After an action plan has been decided upon, it’s critical that residents and their family members are kept constantly in the loop.
“Transparency is the best approach, I’ve always found,” Wollschlager.
Lundy agrees.
“I think the general advice is over-communicate, and start early,” he says.
Keeping it legal
For senior housing providers considering a major change, it’s key that they thoroughly educate their sales and marketing teams regarding what exactly the change entails.
“So many times, from the lawyer’s perspective, providers will say ‘here’s our contract, revise it up for us,’” Lundy says. “We strengthen it, but if we don’t have the second step, where the people who are going to be using the contract—the marketing and admissions staff—are trained on what the contract means, and why it says this instead of that, and why it’s important to hold strong on one provision, I think the work of revising the contract doesn’t deliver its full value.”
If the sales and marketing team doesn’t understand exactly what’s in the contract, or why a change to the contract has been made, they can land their employer in some legal trouble down the road.
“The lawyer can say, ‘we never promised [that] in our contract,’ but the family members say, ‘no, it wasn’t in the contract, but you promised me that in words, and my mom’s life is in your hands,’” Lundy says. “That divergence can open up the risk for lawsuits.”
A gas station lesson
Holiday is confident that it has navigated the changes to its management model successfully.
“We’re very pleased with the progress we’ve made transitioning our communities from live-in community managers to the more traditional off-site general manager model,” Mark Prince, Holiday Retirement’s senior vice president of operations, tells SHN. He adds that Holiday is also “pleased with the response we have received so far from residents, their families, and our associates.”
Still, it’s natural to experience some pushback to any big change—especially in the first few weeks after the plan is initially announced.
“You discuss the change once and everyone might be up in arms about it, but the second time around [they may be more open to it],” Lundy explains.
Lundy recalls a case he worked on, involving a senior housing community located next to a parcel of undeveloped land.

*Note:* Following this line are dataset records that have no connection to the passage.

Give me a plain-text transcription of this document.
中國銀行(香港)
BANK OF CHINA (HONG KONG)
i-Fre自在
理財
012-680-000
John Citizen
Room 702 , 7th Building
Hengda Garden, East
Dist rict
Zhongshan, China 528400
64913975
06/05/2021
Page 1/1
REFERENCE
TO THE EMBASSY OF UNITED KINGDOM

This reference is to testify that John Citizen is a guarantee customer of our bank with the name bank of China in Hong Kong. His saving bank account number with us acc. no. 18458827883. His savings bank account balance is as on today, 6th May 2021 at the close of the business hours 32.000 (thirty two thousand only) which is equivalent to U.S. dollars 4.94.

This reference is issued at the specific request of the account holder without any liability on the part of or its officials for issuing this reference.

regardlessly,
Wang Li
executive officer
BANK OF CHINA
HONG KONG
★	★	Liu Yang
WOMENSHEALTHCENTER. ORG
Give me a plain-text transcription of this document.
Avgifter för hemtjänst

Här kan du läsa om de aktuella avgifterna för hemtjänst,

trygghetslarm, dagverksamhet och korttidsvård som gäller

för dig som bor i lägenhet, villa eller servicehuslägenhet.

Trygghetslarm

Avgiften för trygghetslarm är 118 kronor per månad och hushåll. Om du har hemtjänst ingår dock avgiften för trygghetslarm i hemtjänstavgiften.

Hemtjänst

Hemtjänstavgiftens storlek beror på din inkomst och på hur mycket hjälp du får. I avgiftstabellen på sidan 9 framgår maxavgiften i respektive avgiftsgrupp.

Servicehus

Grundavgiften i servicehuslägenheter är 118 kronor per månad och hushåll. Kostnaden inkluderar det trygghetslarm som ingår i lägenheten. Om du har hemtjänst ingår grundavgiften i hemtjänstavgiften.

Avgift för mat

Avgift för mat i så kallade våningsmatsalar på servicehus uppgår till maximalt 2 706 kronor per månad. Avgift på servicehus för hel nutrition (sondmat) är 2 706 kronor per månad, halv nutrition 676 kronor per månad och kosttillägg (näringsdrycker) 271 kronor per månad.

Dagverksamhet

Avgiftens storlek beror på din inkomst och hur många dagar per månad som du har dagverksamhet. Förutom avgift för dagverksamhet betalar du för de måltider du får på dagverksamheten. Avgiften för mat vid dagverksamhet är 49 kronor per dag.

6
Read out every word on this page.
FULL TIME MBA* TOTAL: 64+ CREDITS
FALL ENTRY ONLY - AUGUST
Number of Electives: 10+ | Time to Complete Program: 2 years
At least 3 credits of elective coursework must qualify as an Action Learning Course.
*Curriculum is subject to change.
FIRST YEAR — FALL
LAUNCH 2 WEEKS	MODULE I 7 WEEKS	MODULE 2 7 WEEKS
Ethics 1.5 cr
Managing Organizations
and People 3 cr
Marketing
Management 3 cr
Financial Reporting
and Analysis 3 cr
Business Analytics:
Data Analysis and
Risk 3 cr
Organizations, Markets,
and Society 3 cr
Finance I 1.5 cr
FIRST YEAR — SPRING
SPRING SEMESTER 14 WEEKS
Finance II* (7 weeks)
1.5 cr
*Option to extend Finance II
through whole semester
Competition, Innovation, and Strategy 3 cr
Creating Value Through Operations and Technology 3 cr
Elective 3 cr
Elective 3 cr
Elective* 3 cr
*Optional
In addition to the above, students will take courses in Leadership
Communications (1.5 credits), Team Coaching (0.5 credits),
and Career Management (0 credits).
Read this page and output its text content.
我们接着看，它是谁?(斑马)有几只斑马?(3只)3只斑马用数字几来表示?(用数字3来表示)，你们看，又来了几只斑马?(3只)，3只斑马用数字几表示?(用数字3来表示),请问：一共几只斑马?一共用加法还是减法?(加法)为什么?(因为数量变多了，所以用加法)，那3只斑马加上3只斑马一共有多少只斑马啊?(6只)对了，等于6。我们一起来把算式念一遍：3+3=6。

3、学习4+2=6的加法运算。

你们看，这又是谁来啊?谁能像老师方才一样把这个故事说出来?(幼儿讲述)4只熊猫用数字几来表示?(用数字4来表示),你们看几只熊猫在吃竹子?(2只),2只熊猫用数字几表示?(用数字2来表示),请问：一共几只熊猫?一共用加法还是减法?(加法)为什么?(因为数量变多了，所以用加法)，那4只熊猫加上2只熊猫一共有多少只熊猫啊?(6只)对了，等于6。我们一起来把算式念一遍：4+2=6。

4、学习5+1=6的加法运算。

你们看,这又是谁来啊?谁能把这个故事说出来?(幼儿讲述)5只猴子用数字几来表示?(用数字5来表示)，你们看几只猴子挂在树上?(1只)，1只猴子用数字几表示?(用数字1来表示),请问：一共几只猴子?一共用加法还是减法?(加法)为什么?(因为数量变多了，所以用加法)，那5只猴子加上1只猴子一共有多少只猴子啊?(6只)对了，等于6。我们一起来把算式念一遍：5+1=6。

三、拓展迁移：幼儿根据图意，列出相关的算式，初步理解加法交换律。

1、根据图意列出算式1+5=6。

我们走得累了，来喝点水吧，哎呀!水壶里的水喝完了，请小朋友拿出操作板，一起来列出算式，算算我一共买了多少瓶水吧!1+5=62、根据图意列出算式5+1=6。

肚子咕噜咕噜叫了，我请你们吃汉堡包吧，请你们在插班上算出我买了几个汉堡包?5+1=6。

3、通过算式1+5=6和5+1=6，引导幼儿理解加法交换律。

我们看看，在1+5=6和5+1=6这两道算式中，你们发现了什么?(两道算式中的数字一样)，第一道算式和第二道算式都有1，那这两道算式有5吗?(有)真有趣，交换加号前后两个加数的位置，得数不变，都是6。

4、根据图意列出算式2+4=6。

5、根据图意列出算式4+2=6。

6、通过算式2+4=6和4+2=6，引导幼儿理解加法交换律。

A developer, he says, sought a zoning change that would allow the land to be used for a large gas station serving commercial trucks. Residents of the senior housing community, fearful that their quality of life would diminish with a gas station next door, fought the change—but to no avail.
Ultimately, the gas station was built. The residents, surprisingly, weren’t upset.
“Something that they were initially dead set against and very fearful of, by the time it played out, they loved it,” Lundy says. The gas station, the residents realized, housed a coffee shop and various food options mere steps away from their community.
The moral of the story? Don’t expect residents to experience that “whole arc of human emotions” overnight.
“If you try to shortcut that and say, ‘the change is happening at midnight tonight—get used to it!,’ that’s not a good approach,” Lundy says.